More than twenty leading mobile carriers have joined forces in an attempt to create a universal mobile application platform. Its a move that directly competes with Apple and Google's platform based app stores in the lucrative mobile application market which is predicted to be worth $17billion by 2014.
Dubbed the "Wholesale Applications Community" (WAC) the initiative includes AT&Y, China Mobile, Orange, Singtel and Vodafone as well as Samsung, LG and Sony Ericsson.


The WAC will allow developers to write mobile apps for one platform which will be able to used on multiple devices and platforms. The application landscape is getting ever more fragmented as more smartphone platforms are hitting the market.
According to a statement on the organisations website:
"The primary role and objective of the alliance is to create a ’wholesale applications community’ that will establish a simple route to market for developers, in turn, providing access to the latest and widest range of innovative applications and services to as many customers as possible worldwide. This alliance will deliver scale unparalleled by any application distribution ecosystem in existence today."
The alliance already claims to have a customer base of over 3 billion users.
In addition to the iPhone, there are now app stores for Android, Blackberry, Nokia Ovi and Windows Mobile (and the upcoming Windows Mobile 7). Samsung have also announced the first device on its new Bada operating System, with Nokia announcing yet another platform dubbed MeeGo in collaboration with Intel.

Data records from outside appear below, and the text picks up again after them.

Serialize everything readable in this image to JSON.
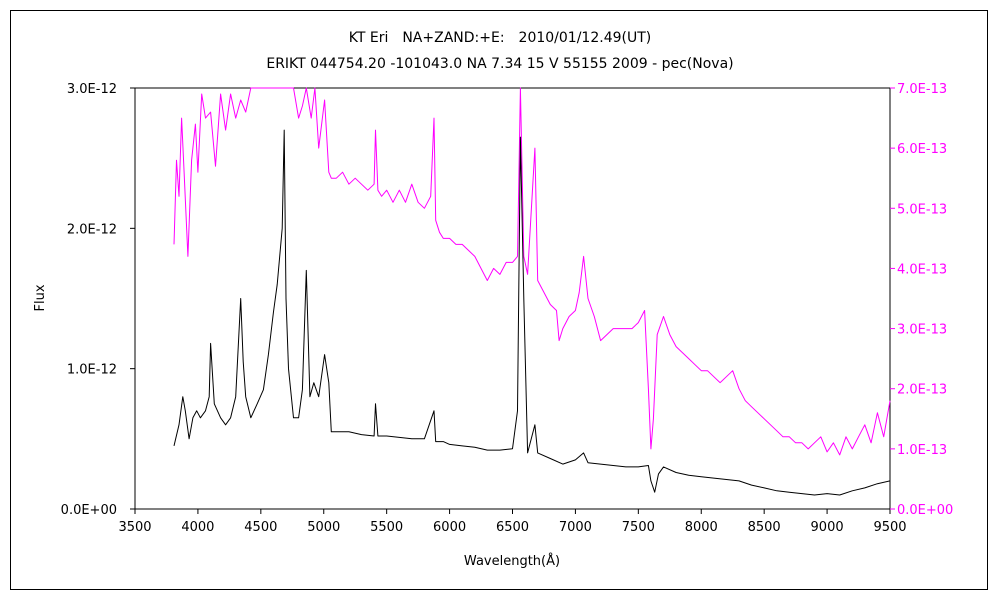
{
  "chart_data": {
    "type": "line",
    "title": "KT Eri　NA+ZAND:+E:　2010/01/12.49(UT)",
    "subtitle": "ERIKT 044754.20 -101043.0 NA 7.34 15 V 55155 2009 - pec(Nova)",
    "xlabel": "Wavelength(Å)",
    "ylabel": "Flux",
    "xlim": [
      3500,
      9500
    ],
    "ylim_left": [
      0,
      3e-12
    ],
    "ylim_right": [
      0,
      7e-13
    ],
    "x_ticks": [
      3500,
      4000,
      4500,
      5000,
      5500,
      6000,
      6500,
      7000,
      7500,
      8000,
      8500,
      9000,
      9500
    ],
    "x_tick_labels": [
      "3500",
      "4000",
      "4500",
      "5000",
      "5500",
      "6000",
      "6500",
      "7000",
      "7500",
      "8000",
      "8500",
      "9000",
      "9500"
    ],
    "y_left_ticks": [
      0,
      1e-12,
      2e-12,
      3e-12
    ],
    "y_left_tick_labels": [
      "0.0E+00",
      "1.0E-12",
      "2.0E-12",
      "3.0E-12"
    ],
    "y_right_ticks": [
      0,
      1e-13,
      2e-13,
      3e-13,
      4e-13,
      5e-13,
      6e-13,
      7e-13
    ],
    "y_right_tick_labels": [
      "0.0E+00",
      "1.0E-13",
      "2.0E-13",
      "3.0E-13",
      "4.0E-13",
      "5.0E-13",
      "6.0E-13",
      "7.0E-13"
    ],
    "grid": false,
    "series": [
      {
        "axis": "left",
        "color": "#000000",
        "x": [
          3810,
          3850,
          3880,
          3900,
          3930,
          3960,
          3990,
          4020,
          4060,
          4090,
          4101,
          4130,
          4180,
          4220,
          4260,
          4300,
          4340,
          4360,
          4380,
          4420,
          4471,
          4520,
          4560,
          4600,
          4630,
          4650,
          4670,
          4686,
          4700,
          4720,
          4760,
          4800,
          4830,
          4861,
          4890,
          4921,
          4960,
          5007,
          5040,
          5060,
          5100,
          5200,
          5300,
          5400,
          5411,
          5430,
          5500,
          5600,
          5700,
          5800,
          5876,
          5890,
          5950,
          6000,
          6100,
          6200,
          6300,
          6400,
          6500,
          6540,
          6563,
          6590,
          6620,
          6678,
          6700,
          6800,
          6900,
          7000,
          7065,
          7100,
          7200,
          7300,
          7400,
          7500,
          7580,
          7600,
          7630,
          7660,
          7700,
          7800,
          7900,
          8000,
          8100,
          8200,
          8300,
          8400,
          8500,
          8600,
          8700,
          8800,
          8900,
          9000,
          9100,
          9200,
          9300,
          9400,
          9500
        ],
        "y": [
          4.5e-13,
          6e-13,
          8e-13,
          7e-13,
          5e-13,
          6.5e-13,
          7e-13,
          6.5e-13,
          7e-13,
          8e-13,
          1.18e-12,
          7.5e-13,
          6.5e-13,
          6e-13,
          6.5e-13,
          8e-13,
          1.5e-12,
          1.05e-12,
          8e-13,
          6.5e-13,
          7.5e-13,
          8.5e-13,
          1.1e-12,
          1.4e-12,
          1.6e-12,
          1.8e-12,
          2e-12,
          2.7e-12,
          1.5e-12,
          1e-12,
          6.5e-13,
          6.5e-13,
          8.5e-13,
          1.7e-12,
          8e-13,
          9e-13,
          8e-13,
          1.1e-12,
          9e-13,
          5.5e-13,
          5.5e-13,
          5.5e-13,
          5.3e-13,
          5.2e-13,
          7.5e-13,
          5.2e-13,
          5.2e-13,
          5.1e-13,
          5e-13,
          5e-13,
          7e-13,
          4.8e-13,
          4.8e-13,
          4.6e-13,
          4.5e-13,
          4.4e-13,
          4.2e-13,
          4.2e-13,
          4.3e-13,
          7e-13,
          2.65e-12,
          1.5e-12,
          4e-13,
          6e-13,
          4e-13,
          3.6e-13,
          3.2e-13,
          3.5e-13,
          4e-13,
          3.3e-13,
          3.2e-13,
          3.1e-13,
          3e-13,
          3e-13,
          3.1e-13,
          2e-13,
          1.2e-13,
          2.5e-13,
          3e-13,
          2.6e-13,
          2.4e-13,
          2.3e-13,
          2.2e-13,
          2.1e-13,
          2e-13,
          1.7e-13,
          1.5e-13,
          1.3e-13,
          1.2e-13,
          1.1e-13,
          1e-13,
          1.1e-13,
          1e-13,
          1.3e-13,
          1.5e-13,
          1.8e-13,
          2e-13
        ]
      },
      {
        "axis": "right",
        "color": "#ff00ff",
        "x": [
          3810,
          3830,
          3850,
          3870,
          3890,
          3920,
          3950,
          3980,
          4000,
          4030,
          4060,
          4101,
          4140,
          4180,
          4220,
          4260,
          4300,
          4340,
          4380,
          4420,
          4471,
          4520,
          4560,
          4600,
          4640,
          4680,
          4720,
          4760,
          4800,
          4830,
          4861,
          4900,
          4930,
          4960,
          5007,
          5040,
          5060,
          5100,
          5150,
          5200,
          5250,
          5300,
          5350,
          5400,
          5411,
          5430,
          5460,
          5500,
          5550,
          5600,
          5650,
          5700,
          5750,
          5800,
          5850,
          5876,
          5890,
          5920,
          5950,
          6000,
          6050,
          6100,
          6150,
          6200,
          6250,
          6300,
          6350,
          6400,
          6450,
          6500,
          6540,
          6563,
          6590,
          6620,
          6650,
          6678,
          6700,
          6750,
          6800,
          6850,
          6870,
          6900,
          6950,
          7000,
          7030,
          7065,
          7100,
          7150,
          7200,
          7250,
          7300,
          7350,
          7400,
          7450,
          7500,
          7550,
          7580,
          7600,
          7620,
          7650,
          7700,
          7750,
          7800,
          7850,
          7900,
          7950,
          8000,
          8050,
          8100,
          8150,
          8200,
          8250,
          8300,
          8350,
          8400,
          8450,
          8500,
          8550,
          8600,
          8650,
          8700,
          8750,
          8800,
          8850,
          8900,
          8950,
          9000,
          9050,
          9100,
          9150,
          9200,
          9250,
          9300,
          9350,
          9400,
          9450,
          9500
        ],
        "y": [
          4.4e-13,
          5.8e-13,
          5.2e-13,
          6.5e-13,
          5.6e-13,
          4.2e-13,
          5.8e-13,
          6.4e-13,
          5.6e-13,
          6.9e-13,
          6.5e-13,
          6.6e-13,
          5.7e-13,
          6.9e-13,
          6.3e-13,
          6.9e-13,
          6.5e-13,
          6.8e-13,
          6.6e-13,
          7e-13,
          7e-13,
          7e-13,
          7e-13,
          7e-13,
          7e-13,
          7e-13,
          7e-13,
          7e-13,
          6.5e-13,
          6.7e-13,
          7e-13,
          6.5e-13,
          7e-13,
          6e-13,
          6.8e-13,
          5.6e-13,
          5.5e-13,
          5.5e-13,
          5.6e-13,
          5.4e-13,
          5.5e-13,
          5.4e-13,
          5.3e-13,
          5.4e-13,
          6.3e-13,
          5.3e-13,
          5.2e-13,
          5.3e-13,
          5.1e-13,
          5.3e-13,
          5.1e-13,
          5.4e-13,
          5.1e-13,
          5e-13,
          5.2e-13,
          6.5e-13,
          4.8e-13,
          4.6e-13,
          4.5e-13,
          4.5e-13,
          4.4e-13,
          4.4e-13,
          4.3e-13,
          4.2e-13,
          4e-13,
          3.8e-13,
          4e-13,
          3.9e-13,
          4.1e-13,
          4.1e-13,
          4.2e-13,
          7e-13,
          4.2e-13,
          3.9e-13,
          5e-13,
          6e-13,
          3.8e-13,
          3.6e-13,
          3.4e-13,
          3.3e-13,
          2.8e-13,
          3e-13,
          3.2e-13,
          3.3e-13,
          3.6e-13,
          4.2e-13,
          3.5e-13,
          3.2e-13,
          2.8e-13,
          2.9e-13,
          3e-13,
          3e-13,
          3e-13,
          3e-13,
          3.1e-13,
          3.3e-13,
          2e-13,
          1e-13,
          1.5e-13,
          2.9e-13,
          3.2e-13,
          2.9e-13,
          2.7e-13,
          2.6e-13,
          2.5e-13,
          2.4e-13,
          2.3e-13,
          2.3e-13,
          2.2e-13,
          2.1e-13,
          2.2e-13,
          2.3e-13,
          2e-13,
          1.8e-13,
          1.7e-13,
          1.6e-13,
          1.5e-13,
          1.4e-13,
          1.3e-13,
          1.2e-13,
          1.2e-13,
          1.1e-13,
          1.1e-13,
          1e-13,
          1.1e-13,
          1.2e-13,
          9.5e-14,
          1.1e-13,
          9e-14,
          1.2e-13,
          1e-13,
          1.2e-13,
          1.4e-13,
          1.1e-13,
          1.6e-13,
          1.2e-13,
          1.8e-13
        ]
      }
    ]
  }
}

The fragmentation of the smartphone application market has led to concerns that it would leave many devices without thriving ecosystems as developers would be reluctant to write applications for multiple platforms.

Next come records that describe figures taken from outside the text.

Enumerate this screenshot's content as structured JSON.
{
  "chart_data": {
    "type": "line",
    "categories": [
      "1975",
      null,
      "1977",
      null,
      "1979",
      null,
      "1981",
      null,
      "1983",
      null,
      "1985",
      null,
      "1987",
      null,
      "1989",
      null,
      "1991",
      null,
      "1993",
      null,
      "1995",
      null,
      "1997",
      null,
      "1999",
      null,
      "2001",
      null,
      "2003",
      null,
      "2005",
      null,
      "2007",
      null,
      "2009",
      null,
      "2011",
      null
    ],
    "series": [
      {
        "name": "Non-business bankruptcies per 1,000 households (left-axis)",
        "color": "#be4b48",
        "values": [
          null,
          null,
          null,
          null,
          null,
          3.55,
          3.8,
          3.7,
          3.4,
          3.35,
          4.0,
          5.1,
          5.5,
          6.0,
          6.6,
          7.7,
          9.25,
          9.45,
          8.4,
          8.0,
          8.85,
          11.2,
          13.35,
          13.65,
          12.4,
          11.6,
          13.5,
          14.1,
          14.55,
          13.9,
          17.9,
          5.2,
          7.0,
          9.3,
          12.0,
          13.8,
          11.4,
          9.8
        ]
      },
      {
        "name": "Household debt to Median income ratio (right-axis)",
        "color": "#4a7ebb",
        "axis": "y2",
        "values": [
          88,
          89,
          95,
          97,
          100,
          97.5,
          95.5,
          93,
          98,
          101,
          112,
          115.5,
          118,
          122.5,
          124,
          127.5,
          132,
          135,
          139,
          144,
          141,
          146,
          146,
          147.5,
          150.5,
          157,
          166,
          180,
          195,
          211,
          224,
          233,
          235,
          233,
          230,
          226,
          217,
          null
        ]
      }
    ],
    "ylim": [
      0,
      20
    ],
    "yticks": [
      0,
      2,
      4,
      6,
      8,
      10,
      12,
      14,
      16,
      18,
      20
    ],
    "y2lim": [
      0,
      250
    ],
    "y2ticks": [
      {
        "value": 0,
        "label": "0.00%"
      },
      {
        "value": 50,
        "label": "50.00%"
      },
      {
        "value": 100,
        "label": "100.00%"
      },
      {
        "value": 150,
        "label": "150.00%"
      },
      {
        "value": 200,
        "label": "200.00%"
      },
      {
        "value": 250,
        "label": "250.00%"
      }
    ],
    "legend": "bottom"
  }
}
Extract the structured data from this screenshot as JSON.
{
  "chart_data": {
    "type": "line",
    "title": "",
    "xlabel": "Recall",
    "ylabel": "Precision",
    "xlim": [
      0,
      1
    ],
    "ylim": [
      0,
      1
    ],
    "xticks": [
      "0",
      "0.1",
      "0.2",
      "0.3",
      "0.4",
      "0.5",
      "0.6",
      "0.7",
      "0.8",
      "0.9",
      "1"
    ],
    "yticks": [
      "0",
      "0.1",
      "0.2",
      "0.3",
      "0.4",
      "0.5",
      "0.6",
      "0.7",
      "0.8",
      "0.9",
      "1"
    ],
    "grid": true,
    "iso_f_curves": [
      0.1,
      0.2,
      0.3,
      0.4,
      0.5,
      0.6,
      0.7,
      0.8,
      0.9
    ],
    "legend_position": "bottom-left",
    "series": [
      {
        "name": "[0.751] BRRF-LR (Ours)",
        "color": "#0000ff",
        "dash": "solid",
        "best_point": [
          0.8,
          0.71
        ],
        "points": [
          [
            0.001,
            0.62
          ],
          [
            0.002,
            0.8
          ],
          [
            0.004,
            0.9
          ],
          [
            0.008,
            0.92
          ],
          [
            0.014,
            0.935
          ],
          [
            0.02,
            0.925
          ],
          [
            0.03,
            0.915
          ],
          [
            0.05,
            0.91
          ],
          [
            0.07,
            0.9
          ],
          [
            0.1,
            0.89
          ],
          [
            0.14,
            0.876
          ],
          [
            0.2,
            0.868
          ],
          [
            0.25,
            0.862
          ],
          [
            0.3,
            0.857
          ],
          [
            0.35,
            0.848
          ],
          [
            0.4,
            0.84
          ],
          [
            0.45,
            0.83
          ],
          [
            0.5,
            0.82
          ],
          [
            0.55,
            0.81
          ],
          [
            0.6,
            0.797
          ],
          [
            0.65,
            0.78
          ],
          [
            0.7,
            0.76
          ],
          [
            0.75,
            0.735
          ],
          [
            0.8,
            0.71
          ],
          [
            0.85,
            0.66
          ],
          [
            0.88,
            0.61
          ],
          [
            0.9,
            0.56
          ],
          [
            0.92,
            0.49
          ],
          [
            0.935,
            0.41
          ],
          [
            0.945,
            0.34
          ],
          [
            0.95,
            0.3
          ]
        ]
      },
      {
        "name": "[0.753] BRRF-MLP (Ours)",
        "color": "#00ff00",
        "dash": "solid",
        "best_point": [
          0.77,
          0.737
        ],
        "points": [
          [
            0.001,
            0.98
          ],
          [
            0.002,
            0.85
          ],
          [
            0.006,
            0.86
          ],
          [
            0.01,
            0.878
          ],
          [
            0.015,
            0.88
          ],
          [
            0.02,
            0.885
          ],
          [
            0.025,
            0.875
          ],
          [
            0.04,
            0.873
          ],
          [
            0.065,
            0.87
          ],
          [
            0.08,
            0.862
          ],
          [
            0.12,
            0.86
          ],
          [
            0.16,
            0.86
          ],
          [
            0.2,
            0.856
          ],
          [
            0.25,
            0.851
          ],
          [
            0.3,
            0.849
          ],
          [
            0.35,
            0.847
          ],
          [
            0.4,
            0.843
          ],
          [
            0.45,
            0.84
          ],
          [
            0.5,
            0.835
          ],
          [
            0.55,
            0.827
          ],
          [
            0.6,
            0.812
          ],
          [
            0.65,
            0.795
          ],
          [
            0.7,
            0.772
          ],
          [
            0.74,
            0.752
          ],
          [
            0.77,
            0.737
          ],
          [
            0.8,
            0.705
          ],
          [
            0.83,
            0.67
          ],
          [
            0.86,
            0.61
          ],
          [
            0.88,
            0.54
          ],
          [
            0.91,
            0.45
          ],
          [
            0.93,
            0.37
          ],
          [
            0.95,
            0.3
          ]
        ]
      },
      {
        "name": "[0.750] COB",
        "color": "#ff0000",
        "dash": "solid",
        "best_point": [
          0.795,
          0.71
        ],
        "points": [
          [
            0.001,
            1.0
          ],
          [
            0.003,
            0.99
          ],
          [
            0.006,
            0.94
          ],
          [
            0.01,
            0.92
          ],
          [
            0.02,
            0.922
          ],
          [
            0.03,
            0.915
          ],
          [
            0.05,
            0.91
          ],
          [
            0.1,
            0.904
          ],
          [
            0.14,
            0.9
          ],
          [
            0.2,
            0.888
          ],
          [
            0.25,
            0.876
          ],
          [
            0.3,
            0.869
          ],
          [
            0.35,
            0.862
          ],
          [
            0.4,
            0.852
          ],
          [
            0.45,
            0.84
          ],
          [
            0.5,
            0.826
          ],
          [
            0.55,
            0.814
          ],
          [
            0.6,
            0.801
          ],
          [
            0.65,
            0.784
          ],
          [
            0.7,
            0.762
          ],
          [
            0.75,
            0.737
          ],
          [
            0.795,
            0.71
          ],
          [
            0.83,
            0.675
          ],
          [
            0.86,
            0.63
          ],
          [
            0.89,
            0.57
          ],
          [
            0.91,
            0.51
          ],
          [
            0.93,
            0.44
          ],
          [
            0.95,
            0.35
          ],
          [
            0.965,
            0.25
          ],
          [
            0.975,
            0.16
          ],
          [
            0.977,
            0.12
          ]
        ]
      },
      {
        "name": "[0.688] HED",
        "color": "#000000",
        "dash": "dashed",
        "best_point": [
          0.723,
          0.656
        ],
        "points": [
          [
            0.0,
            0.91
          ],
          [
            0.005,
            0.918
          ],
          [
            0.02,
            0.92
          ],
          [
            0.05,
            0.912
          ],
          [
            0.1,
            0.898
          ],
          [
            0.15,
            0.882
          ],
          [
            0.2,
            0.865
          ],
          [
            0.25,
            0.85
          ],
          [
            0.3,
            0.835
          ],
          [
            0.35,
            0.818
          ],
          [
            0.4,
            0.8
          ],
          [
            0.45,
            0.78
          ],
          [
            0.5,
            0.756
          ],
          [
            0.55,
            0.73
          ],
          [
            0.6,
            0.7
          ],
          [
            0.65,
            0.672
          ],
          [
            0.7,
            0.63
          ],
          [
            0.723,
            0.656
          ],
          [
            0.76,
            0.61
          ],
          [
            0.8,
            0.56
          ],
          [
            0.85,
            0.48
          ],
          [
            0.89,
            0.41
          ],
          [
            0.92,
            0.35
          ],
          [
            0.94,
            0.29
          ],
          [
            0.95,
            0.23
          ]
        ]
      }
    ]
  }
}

Whilst the consortium is at pains to stress that WAC will be a boon for developers, the real motivation is the desire of carriers to tap into the lucrative mobile application market which has largely bypassed them up till now. The concern by carriers has even led to reports of Optus blocking access to paid apps on the Android Market in favour of it's own cross-platform application store.

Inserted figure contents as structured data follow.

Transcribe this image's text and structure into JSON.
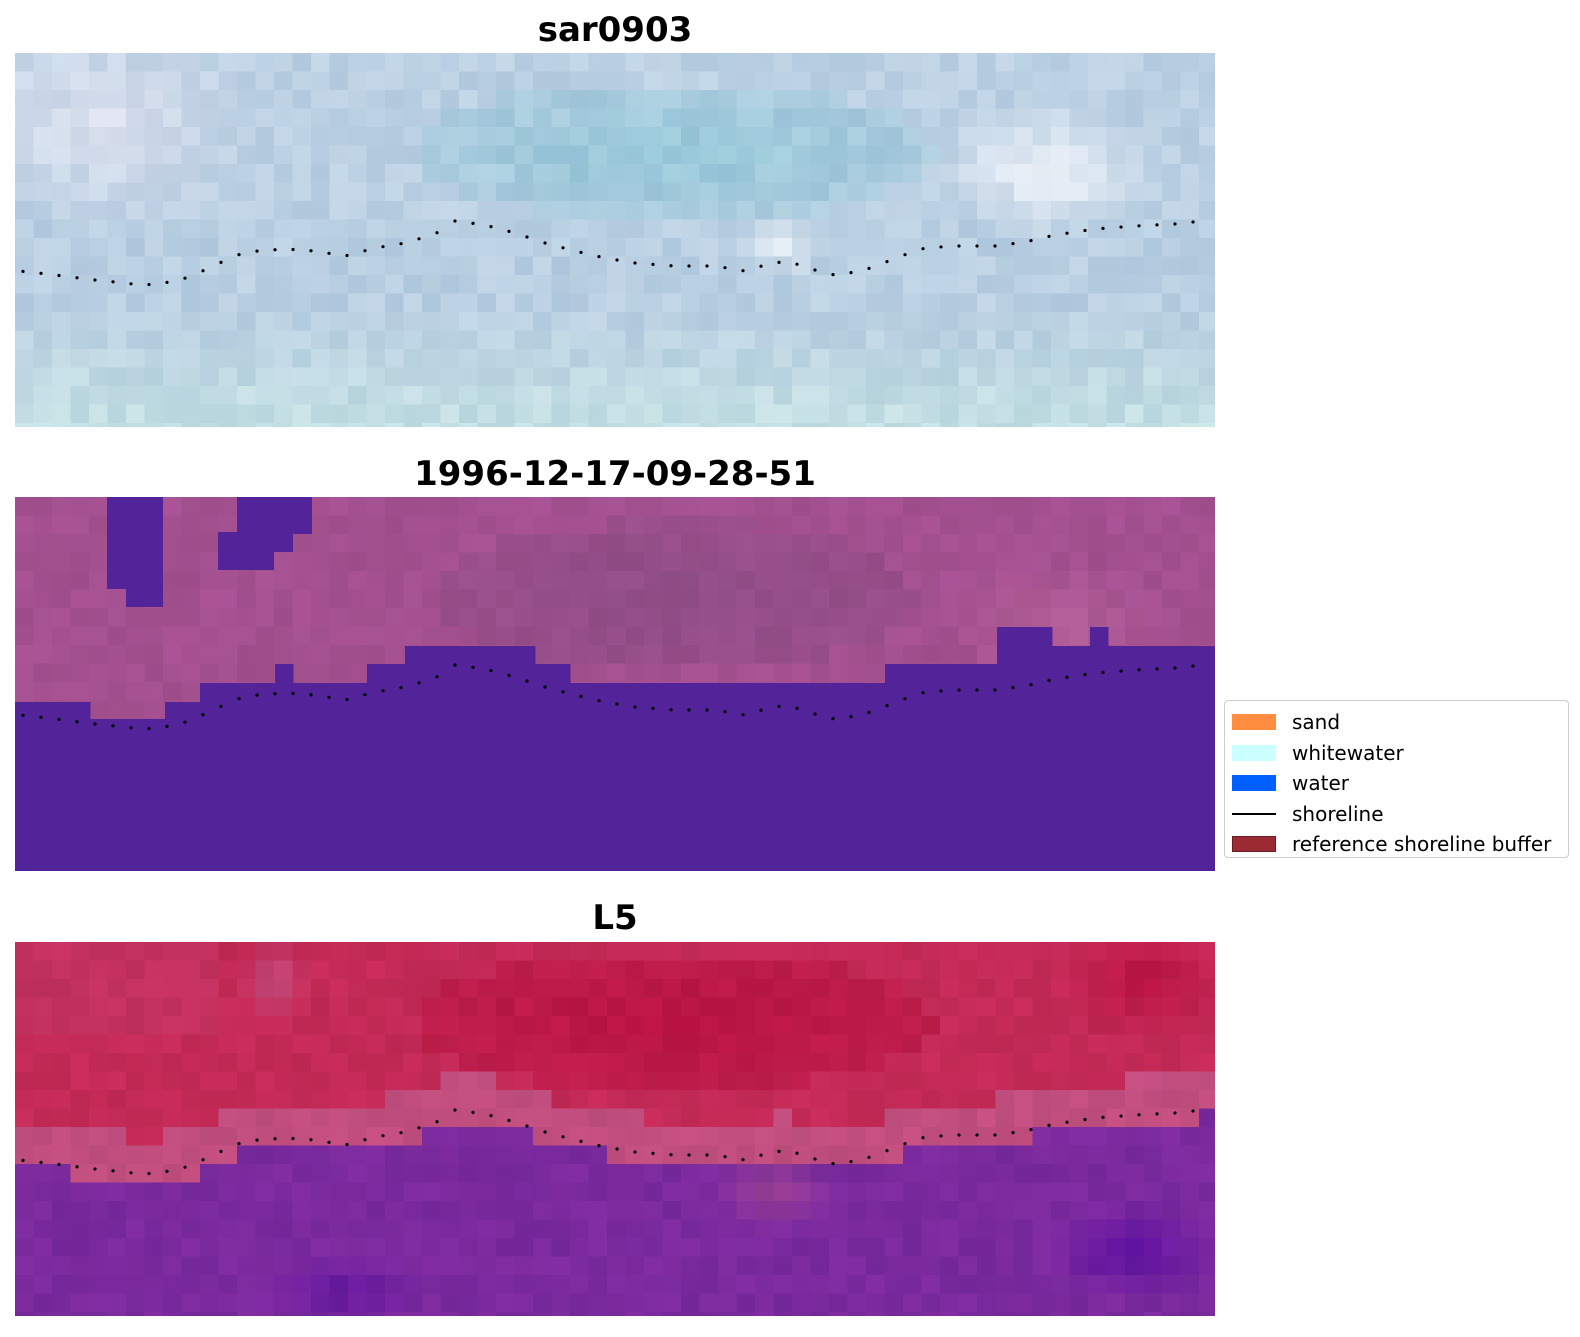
{
  "panels": [
    {
      "title": "sar0903",
      "kind": "rgb",
      "base_color": "#b9cfe2",
      "colors": {
        "top_left": "#e6e6f2",
        "top_band": "#8ec5d6",
        "bright_patch": "#f4f6fb",
        "mid": "#c1d3e6",
        "bottom": "#c6e4e4"
      }
    },
    {
      "title": "1996-12-17-09-28-51",
      "kind": "classified",
      "colors": {
        "land": "#a45090",
        "land_dark": "#8c4d85",
        "land_light": "#b8649a",
        "water": "#53239a"
      }
    },
    {
      "title": "L5",
      "kind": "index",
      "colors": {
        "land": "#c42a57",
        "land_dark": "#b8103e",
        "transition": "#c05a8c",
        "water": "#7b2a9e",
        "water_dark": "#5c0ea3"
      }
    }
  ],
  "legend": {
    "items": [
      {
        "label": "sand",
        "type": "patch",
        "color": "#ff8c3f"
      },
      {
        "label": "whitewater",
        "type": "patch",
        "color": "#ccffff"
      },
      {
        "label": "water",
        "type": "patch",
        "color": "#0060ff"
      },
      {
        "label": "shoreline",
        "type": "line",
        "color": "#000000"
      },
      {
        "label": "reference shoreline buffer",
        "type": "patch",
        "color": "#9c2a33"
      }
    ]
  },
  "shoreline_color": "#000000"
}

Carriers could also be nervous as social networking sites like Facebook and Twitter are increasingly being used on mobile devices, potentially cutting into revenues from SMS and MMS messaging.
Many analysts are predicting that the carriers will find it hard to make such an ambitious plan work.  Google's vice president of engineering Andy Rubin told the Guardian that he was sceptical that such a plan could possibly work.
"There is always a dream that you could write (a program) once and (have it) run anywhere and history has proven that that dream has not been fully realised and I am sceptical that it ever will be," he said "I just hope that the people who are managing that (WAC) really understand technology deep enough to fulfil that promise because it's an awfully big promise."